I made a statement for you just before Christmas 3 giving out an itemized statement of what those construction activities were likely to be. The appropriation bills--the deficiency bills--carry some further items. I don't know how much that would aggregate--about $25 million to $30 million.

DROUGHT RELIEF LEGISLATION

Q. Mr. President, if you will permit me to return to that relief bill, will the amount of it figure in the settlement ?

THE PRESIDENT. There is a discussion from $25 million to $15 million. It is not the amount we are worrying about--it is the question of important principle concerned. See 1930 volume, Item 423.

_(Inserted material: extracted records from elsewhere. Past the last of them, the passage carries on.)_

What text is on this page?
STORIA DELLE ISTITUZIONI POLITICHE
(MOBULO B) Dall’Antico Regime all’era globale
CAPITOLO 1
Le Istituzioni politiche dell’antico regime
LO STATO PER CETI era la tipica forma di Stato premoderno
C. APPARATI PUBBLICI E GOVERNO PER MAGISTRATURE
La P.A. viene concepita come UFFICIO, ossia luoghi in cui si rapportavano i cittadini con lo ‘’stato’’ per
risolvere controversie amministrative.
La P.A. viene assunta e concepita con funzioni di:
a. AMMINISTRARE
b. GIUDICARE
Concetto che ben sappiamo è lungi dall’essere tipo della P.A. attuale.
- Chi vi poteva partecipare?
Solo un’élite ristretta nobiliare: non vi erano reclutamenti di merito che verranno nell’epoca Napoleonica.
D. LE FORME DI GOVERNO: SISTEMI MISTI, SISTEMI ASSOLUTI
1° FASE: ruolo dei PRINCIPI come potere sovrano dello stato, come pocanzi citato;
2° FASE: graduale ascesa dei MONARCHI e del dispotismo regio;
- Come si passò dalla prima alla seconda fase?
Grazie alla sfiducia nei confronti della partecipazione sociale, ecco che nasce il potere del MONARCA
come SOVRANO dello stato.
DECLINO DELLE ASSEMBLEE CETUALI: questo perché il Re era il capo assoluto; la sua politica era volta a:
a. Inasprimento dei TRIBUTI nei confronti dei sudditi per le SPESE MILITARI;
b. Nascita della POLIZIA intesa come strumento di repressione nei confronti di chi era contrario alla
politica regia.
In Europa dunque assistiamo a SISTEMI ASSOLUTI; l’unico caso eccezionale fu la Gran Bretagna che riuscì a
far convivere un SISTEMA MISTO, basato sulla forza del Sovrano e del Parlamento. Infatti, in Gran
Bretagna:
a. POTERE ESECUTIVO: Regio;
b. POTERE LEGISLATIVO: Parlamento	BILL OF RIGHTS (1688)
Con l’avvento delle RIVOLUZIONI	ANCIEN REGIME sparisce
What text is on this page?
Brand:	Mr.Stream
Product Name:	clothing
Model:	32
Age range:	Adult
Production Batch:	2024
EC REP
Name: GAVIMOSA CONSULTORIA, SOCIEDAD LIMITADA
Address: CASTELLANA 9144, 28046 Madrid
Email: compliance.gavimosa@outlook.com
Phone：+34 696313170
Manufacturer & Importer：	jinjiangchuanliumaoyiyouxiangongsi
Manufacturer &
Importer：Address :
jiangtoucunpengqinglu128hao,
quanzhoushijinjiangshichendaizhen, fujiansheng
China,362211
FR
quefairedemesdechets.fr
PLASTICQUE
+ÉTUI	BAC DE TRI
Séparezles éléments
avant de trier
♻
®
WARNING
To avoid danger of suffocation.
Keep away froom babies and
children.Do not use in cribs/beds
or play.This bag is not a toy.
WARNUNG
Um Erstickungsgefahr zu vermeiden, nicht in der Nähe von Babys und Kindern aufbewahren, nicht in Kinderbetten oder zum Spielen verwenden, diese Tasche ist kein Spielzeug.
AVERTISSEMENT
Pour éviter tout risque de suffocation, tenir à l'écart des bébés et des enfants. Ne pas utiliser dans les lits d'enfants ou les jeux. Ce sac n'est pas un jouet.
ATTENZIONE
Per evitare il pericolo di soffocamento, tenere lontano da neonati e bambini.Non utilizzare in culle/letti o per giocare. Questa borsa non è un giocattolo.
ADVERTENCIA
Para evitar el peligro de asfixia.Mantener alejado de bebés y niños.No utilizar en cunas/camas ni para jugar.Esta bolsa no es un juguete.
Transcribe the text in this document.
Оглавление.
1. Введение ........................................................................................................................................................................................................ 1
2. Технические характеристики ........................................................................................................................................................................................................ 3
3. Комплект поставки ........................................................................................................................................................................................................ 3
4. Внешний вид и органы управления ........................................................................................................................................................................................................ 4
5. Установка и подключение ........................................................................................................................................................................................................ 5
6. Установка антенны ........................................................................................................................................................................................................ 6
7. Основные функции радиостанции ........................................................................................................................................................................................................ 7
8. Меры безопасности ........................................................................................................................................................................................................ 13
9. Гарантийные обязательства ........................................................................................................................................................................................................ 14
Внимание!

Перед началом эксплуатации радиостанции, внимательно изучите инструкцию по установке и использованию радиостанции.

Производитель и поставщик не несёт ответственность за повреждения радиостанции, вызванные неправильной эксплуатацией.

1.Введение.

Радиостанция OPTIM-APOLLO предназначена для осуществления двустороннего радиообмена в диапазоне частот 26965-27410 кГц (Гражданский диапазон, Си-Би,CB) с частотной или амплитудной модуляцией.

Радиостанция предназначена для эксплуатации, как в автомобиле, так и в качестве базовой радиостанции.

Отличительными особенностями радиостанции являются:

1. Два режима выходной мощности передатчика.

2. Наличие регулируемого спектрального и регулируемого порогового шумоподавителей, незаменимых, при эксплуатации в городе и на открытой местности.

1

Q. Mr. President, in the matter of security, would that mean this year's crops could be adequate security?

THE PRESIDENT. That is a complex question. In the $45 million the loans are secured on this next year's crop. It does not follow that the loans made by the agricultural credit corporations are dependent entirely on the crop. They may be for other purposes than that. The agricultural credit corporations happened to be an avenue of financing of wider dimensions, and that is one object of opening up that avenue of crop loans on a wider and more substantial basis.

Note: President Hoover's one hundred seventy-second news conference was held in the White House at 4 p.m. on Thursday, February 5, 1931.